Mais il y a une question que l’on oublie souvent :
Et nous, dans tout ça ?
Si votre cheval tourne difficilement à gauche, est-ce que votre hanche gauche est aussi mobile que la droite ?
Est-ce que votre bassin accompagne vraiment le mouvement ?
Est-ce que votre regard, votre respiration, votre main, votre poids du corps et votre intention disent tous la même chose ?
Est-ce que votre mental est clair… ou déjà en train de penser :“Ça ne va pas marcher, il bloque toujours de ce côté-là” ?
À cheval, nous ne transmettons pas seulement des aides.
Nous transmettons aussi :notre posture, nos tensions, nos asymétries, nos émotions, nos anticipations, nos croyances et notre façon d’habiter notre corps.
C’est pour cela que, dans les cours et les stages au Haras, nous ne travaillons pas uniquement “le cheval”.
Nous travaillons le couple.
Le cheval, bien sûr.Mais aussi le cavalier.
Son fonctionnement physique.Son équilibre.Sa respiration.Sa mobilité.Sa manière de demander.Sa capacité à rester présent.Son mental.Son émotionnel.
Parce qu’un cheval ne répond pas à une théorie.
Il répond à ce que nous sommes en train de lui proposer, ici et maintenant.
Et parfois, un petit changement chez le cavalier peut transformer beaucoup de choses chez le cheval.
Une épaule qui se relâche.Un bassin qui accompagne mieux.Une respiration qui descend.Un regard qui s’ouvre.Une demande plus claire.Une peur qui se reconnaît au lieu de se cacher derrière la technique.
C’est aussi dans ce sens que le shiatsu peut être un complément intéressant.
Pour le cheval, bien sûr, mais aussi pour le cavalier.

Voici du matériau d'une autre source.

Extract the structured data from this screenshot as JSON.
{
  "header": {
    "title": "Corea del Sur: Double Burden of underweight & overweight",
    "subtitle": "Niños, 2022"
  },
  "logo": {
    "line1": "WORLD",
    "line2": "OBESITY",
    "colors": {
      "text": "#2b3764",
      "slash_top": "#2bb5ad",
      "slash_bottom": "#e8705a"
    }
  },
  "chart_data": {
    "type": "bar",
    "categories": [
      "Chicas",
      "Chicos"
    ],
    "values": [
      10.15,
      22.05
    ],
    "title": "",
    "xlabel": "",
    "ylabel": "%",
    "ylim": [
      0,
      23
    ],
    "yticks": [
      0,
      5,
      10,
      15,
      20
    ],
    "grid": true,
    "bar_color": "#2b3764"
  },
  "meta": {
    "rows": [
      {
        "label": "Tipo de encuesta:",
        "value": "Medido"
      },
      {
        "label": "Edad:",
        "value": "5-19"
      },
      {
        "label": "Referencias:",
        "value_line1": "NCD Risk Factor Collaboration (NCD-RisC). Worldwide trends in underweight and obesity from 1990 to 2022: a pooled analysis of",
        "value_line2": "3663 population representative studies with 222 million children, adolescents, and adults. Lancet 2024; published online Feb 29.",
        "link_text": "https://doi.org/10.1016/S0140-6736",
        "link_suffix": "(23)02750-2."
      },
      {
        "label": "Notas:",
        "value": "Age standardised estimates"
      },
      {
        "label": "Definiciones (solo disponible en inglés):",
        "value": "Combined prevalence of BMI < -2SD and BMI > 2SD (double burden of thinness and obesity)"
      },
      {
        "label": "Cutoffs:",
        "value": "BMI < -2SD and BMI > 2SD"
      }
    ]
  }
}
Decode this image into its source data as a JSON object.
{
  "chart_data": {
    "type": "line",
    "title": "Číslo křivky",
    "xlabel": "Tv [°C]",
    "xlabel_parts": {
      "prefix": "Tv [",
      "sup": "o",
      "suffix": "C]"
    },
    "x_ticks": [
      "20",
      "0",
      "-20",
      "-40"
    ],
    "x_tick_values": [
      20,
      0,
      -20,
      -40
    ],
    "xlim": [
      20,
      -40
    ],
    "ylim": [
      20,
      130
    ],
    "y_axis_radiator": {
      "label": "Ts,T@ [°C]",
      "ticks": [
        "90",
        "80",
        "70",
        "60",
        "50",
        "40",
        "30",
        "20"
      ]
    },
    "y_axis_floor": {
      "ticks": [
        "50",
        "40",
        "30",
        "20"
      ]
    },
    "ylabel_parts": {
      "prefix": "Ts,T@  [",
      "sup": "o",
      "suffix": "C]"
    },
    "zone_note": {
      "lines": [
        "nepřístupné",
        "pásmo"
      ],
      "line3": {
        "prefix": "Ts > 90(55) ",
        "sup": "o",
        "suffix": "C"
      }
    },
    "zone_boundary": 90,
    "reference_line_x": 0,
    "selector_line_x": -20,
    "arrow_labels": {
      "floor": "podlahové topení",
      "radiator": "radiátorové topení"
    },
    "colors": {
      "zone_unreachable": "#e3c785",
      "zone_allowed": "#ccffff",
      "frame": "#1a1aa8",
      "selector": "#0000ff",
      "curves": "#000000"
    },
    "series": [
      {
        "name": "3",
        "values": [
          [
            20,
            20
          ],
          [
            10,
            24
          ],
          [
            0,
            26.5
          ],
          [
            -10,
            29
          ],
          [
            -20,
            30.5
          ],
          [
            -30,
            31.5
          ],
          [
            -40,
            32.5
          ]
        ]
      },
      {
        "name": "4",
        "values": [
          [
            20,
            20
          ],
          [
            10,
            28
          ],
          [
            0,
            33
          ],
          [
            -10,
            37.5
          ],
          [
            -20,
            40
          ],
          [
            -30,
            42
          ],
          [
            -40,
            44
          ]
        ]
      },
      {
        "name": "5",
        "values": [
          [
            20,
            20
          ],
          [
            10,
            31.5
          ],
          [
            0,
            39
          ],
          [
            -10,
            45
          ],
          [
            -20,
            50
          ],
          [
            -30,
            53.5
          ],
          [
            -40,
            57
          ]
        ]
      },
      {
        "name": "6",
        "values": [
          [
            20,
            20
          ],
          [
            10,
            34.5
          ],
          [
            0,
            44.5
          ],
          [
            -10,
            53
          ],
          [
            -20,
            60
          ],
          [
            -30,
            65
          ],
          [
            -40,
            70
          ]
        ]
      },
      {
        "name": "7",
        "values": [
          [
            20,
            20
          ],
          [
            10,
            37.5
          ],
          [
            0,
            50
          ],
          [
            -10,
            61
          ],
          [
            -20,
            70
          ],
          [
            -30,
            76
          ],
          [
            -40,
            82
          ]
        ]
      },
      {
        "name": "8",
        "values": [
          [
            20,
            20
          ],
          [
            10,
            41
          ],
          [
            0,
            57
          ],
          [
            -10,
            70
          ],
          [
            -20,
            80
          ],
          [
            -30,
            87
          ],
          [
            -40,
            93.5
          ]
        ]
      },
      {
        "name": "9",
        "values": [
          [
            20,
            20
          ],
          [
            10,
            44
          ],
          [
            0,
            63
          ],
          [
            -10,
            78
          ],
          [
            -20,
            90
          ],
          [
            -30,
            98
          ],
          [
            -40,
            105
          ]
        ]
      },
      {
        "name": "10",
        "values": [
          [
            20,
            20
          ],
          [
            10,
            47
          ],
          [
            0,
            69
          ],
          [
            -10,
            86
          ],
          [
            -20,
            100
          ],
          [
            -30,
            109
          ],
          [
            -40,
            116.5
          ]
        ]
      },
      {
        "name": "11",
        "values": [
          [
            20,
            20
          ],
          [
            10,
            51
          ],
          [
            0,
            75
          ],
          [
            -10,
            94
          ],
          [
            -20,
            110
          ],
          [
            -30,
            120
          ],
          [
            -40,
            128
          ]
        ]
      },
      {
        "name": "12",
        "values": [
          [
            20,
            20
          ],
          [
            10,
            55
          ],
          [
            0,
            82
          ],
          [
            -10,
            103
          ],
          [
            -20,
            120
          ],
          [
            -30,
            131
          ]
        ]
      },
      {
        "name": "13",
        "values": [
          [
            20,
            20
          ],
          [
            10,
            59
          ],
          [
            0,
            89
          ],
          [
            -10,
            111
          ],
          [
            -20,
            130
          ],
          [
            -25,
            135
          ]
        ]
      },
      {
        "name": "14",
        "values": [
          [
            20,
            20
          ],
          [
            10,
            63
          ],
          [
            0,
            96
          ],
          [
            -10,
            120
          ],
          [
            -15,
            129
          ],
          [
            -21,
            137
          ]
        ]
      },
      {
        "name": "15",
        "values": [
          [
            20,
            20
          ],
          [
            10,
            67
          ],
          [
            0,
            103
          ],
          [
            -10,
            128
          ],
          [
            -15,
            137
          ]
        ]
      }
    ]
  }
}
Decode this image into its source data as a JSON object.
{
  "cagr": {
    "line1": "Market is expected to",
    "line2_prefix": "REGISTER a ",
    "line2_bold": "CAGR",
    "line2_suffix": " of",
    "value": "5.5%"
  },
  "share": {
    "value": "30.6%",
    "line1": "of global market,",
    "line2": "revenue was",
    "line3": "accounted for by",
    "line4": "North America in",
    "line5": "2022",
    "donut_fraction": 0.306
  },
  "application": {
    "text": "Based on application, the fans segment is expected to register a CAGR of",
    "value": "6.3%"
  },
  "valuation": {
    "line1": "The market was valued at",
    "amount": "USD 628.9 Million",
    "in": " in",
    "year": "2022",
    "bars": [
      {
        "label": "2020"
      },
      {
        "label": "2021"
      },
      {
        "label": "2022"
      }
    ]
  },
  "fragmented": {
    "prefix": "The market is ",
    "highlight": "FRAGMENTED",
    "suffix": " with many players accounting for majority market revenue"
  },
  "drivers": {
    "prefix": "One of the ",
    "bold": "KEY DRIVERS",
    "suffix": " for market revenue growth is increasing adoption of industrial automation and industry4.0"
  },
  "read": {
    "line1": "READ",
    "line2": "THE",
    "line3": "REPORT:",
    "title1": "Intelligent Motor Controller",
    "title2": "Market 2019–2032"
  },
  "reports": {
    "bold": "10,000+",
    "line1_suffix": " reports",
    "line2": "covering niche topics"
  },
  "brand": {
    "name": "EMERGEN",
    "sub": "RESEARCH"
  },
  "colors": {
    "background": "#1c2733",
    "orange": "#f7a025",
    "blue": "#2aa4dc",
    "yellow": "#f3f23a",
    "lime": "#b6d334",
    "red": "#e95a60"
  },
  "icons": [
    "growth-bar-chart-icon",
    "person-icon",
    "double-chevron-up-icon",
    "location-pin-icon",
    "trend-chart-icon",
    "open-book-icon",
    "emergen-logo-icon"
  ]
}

Parce que retrouver de la disponibilité dans son corps, apaiser certaines tensions, mieux sentir ses appuis ou libérer une zone bloquée peut aussi changer la manière d’être à cheval.
Le travail sur soi du cavalier n’est pas un “plus” à côté de l’équitation.
Il fait partie de l’équitation.
Au Haras, c’est cette approche globale que nous aimons explorer : comprendre le cheval, mais aussi mieux se comprendre soi-même pour construire une relation plus juste, plus fine et plus fluide.